Although there are many reasons as to why sheep develop hoof problems, foot rot is certainly the foulest of all. The highly contagious bacterium Dichelobacter nodosus is responsible for these infections.
If an animal has soft hooves due to moisture or has sores on its hooves and on the tissue surrounding the hooves due to tick bites, cuts or tears, bacteria can easily enter the tissue. The disease then progresses through three phases, each with its own consequences (Figure 1):
- Phase 1: The foot begins to swell, causing pain and lameness.
- Phase 2: The interdigital skin starts to rupture.
- Phase 3: Abnormal tissue growth occurs on the interdigital skin.
Discomfort in the animal already becomes noticeable during Phase 1. The first thought that usually comes to mind is that the animal may have been hurt and, as a result, the producer often waits a day or two to see what happens. Unfortunately it is exactly this waiting period that affords the disease the opportunity to progress to Phase 2 – and this is when the real problems start. The animal experiences extreme discomfort and requires aggressive treatment to recover.
Treating foot rot
Treatment involves cutting away the affected areas on the hooves, after which the animal has to stand in a disinfecting foot bath. Disinfectants such as zinc sulphate or formalin are commonly used, and it is important that the hooves remain in contact with the disinfectant for at least two minutes. This step must be repeated daily until significant progress has been made.
The use of antibiotics and pain medication is also prescribed during this period. The herd veterinarian will assist in deciding which agents to use. If there is no progress, the animal will have to be culled, thereby contributing to unnecessary on-farm expenses.
Ultimately, prevention remains better than cure. The following steps can be followed to prevent foot rot:
- Only buy animals from reputable breeders and quarantine bought-in animals for at least 30 days.
- Avoid wet and muddy kraals. Animals should preferably have a dry place in which to stand and sleep.
- Treat wet cattle pens with agricultural lime. The bacteria cannot survive in an alkaline environment.
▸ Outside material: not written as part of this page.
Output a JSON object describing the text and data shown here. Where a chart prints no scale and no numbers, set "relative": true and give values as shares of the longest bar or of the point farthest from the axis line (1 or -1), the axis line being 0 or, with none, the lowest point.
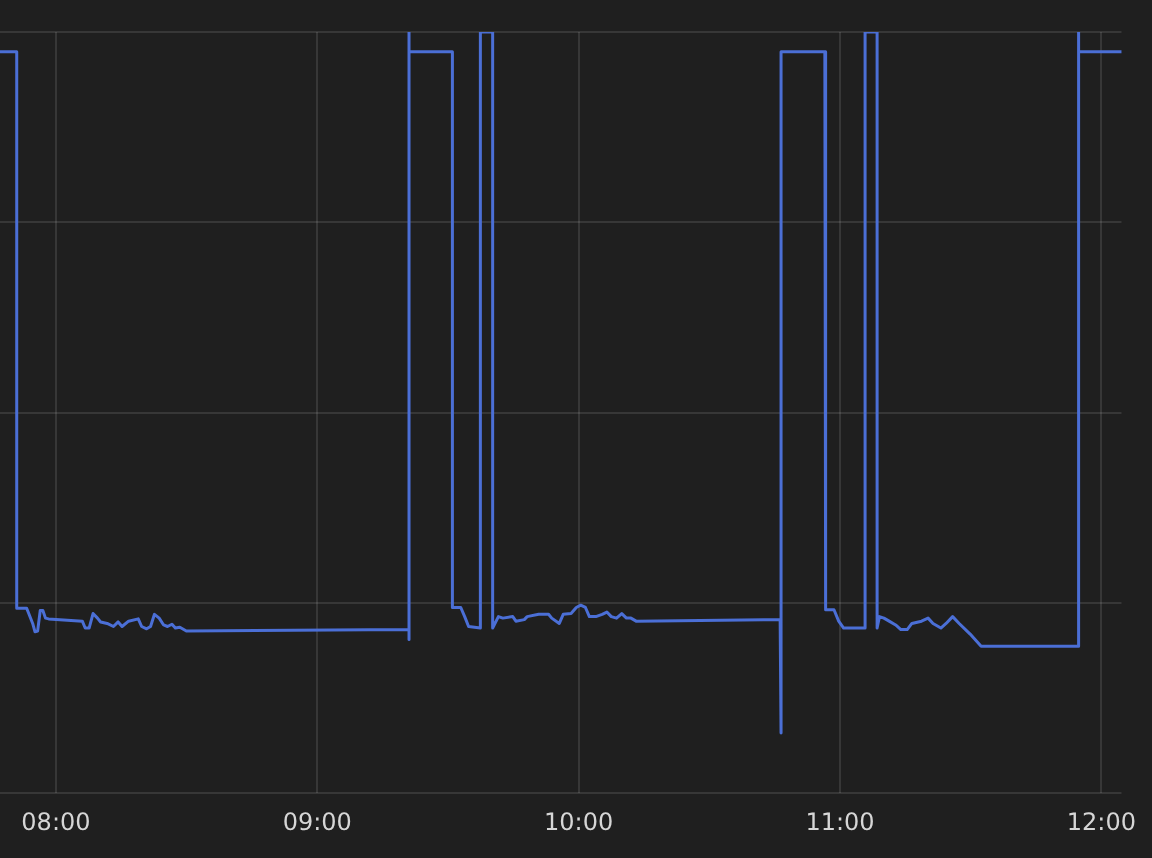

- Quarantine affected sheep for at least 30 days until they have recovered.
- Make sure animals ingest enough vitamins and minerals. Minerals such as zinc and copper are crucial for hoof health and promotes a strong immune system, helping the animal to fight bacteria.
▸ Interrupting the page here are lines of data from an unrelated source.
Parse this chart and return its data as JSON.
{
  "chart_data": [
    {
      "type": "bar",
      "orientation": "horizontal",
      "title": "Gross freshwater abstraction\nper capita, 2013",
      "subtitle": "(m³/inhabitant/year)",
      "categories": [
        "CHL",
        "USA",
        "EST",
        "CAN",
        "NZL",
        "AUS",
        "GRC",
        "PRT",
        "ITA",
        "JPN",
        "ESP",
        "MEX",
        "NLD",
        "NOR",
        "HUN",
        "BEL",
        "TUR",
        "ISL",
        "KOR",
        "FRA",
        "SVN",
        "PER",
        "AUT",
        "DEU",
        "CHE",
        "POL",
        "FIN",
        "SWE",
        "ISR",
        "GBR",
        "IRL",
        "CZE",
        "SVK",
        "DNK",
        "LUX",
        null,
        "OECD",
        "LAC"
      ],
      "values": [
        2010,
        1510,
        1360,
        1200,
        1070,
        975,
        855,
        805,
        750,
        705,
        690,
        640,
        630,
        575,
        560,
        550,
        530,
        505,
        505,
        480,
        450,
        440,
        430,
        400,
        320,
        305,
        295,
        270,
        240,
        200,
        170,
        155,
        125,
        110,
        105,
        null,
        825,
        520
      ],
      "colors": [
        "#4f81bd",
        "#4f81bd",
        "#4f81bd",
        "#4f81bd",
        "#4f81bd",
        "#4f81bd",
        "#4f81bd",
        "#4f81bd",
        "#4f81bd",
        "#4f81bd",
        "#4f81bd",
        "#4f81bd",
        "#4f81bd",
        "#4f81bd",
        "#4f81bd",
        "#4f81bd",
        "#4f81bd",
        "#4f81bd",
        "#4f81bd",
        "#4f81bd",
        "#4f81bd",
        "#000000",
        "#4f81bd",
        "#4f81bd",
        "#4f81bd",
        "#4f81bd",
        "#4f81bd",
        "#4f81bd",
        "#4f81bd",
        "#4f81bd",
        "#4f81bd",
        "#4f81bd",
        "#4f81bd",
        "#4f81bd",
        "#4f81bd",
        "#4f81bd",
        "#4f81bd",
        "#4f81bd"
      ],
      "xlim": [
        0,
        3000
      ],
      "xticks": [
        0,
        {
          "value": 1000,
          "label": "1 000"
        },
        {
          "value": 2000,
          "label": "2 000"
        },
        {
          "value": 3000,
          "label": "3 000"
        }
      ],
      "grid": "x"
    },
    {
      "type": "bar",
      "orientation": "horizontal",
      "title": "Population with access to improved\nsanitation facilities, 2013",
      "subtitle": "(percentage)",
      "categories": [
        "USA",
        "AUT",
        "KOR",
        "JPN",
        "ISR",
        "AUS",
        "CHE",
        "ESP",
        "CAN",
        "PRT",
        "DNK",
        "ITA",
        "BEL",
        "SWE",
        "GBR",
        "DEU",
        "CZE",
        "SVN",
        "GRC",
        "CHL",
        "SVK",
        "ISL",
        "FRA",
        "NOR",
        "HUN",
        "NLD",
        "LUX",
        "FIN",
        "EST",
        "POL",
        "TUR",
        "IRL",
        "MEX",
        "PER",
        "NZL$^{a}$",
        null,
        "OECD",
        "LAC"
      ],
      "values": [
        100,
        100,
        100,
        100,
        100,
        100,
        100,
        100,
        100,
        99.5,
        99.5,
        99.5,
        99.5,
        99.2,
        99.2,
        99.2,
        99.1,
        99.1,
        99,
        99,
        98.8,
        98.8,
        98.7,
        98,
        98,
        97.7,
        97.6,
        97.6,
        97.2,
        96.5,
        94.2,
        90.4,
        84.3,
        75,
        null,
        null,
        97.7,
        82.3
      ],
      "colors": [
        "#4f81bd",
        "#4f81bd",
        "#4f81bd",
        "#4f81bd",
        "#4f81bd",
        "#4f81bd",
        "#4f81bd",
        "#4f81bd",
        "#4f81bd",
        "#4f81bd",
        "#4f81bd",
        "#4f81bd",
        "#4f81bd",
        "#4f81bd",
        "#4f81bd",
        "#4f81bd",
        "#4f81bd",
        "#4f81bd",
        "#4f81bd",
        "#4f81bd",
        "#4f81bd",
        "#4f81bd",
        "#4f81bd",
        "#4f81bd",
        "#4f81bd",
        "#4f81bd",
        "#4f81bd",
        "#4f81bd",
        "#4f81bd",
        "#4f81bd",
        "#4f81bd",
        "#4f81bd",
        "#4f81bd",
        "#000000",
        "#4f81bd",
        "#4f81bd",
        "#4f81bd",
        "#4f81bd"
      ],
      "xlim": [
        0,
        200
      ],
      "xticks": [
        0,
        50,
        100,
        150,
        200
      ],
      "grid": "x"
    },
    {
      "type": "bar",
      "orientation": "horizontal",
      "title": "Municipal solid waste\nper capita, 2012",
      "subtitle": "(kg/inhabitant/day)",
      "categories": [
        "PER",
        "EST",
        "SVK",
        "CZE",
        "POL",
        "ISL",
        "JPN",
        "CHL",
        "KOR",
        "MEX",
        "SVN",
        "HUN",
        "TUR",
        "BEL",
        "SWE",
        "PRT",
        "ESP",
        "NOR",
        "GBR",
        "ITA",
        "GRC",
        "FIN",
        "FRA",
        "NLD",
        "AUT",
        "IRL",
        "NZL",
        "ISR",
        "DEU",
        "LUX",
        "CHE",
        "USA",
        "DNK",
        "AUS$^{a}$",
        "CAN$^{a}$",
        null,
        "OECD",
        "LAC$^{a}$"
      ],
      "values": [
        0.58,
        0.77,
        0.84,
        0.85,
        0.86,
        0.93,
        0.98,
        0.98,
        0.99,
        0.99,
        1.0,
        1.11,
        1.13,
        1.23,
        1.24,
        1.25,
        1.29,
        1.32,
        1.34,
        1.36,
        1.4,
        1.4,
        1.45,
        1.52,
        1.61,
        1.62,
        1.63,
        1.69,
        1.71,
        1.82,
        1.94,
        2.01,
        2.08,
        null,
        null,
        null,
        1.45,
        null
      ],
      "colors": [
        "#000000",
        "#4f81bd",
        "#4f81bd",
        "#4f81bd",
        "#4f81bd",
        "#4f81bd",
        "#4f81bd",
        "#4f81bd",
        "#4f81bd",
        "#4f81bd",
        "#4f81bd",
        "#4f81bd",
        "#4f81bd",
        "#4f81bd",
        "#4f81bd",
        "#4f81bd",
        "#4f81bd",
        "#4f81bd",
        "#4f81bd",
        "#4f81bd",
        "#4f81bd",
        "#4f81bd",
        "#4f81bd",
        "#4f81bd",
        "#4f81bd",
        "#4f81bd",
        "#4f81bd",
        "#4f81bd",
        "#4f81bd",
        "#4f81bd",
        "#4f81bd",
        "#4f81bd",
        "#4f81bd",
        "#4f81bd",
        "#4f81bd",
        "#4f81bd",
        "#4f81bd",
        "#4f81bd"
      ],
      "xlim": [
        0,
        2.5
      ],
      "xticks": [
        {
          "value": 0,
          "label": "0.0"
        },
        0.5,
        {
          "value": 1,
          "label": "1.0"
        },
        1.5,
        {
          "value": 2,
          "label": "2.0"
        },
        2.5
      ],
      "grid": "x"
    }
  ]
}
- Hooves must be trimmed regularly and kept in good condition.
- As part of a prevention programme, let animals walk through a foot bath on a regular basis. The suggested minimum is every 30 days.
Preventive management is key
Livestock producers need to realise that eradicating and managing foot rot is hard work that involves a long-term process, but success is possible if a healthy prevention programme is followed.
Managing foot rot has financial benefits and is also beneficial for animal welfare. Healthy animals can produce optimally and generate money. The biggest goal is therefore to keep your animals healthy and happy. – Anri van Wyk, technical advisor: ruminants, Chemuniqué.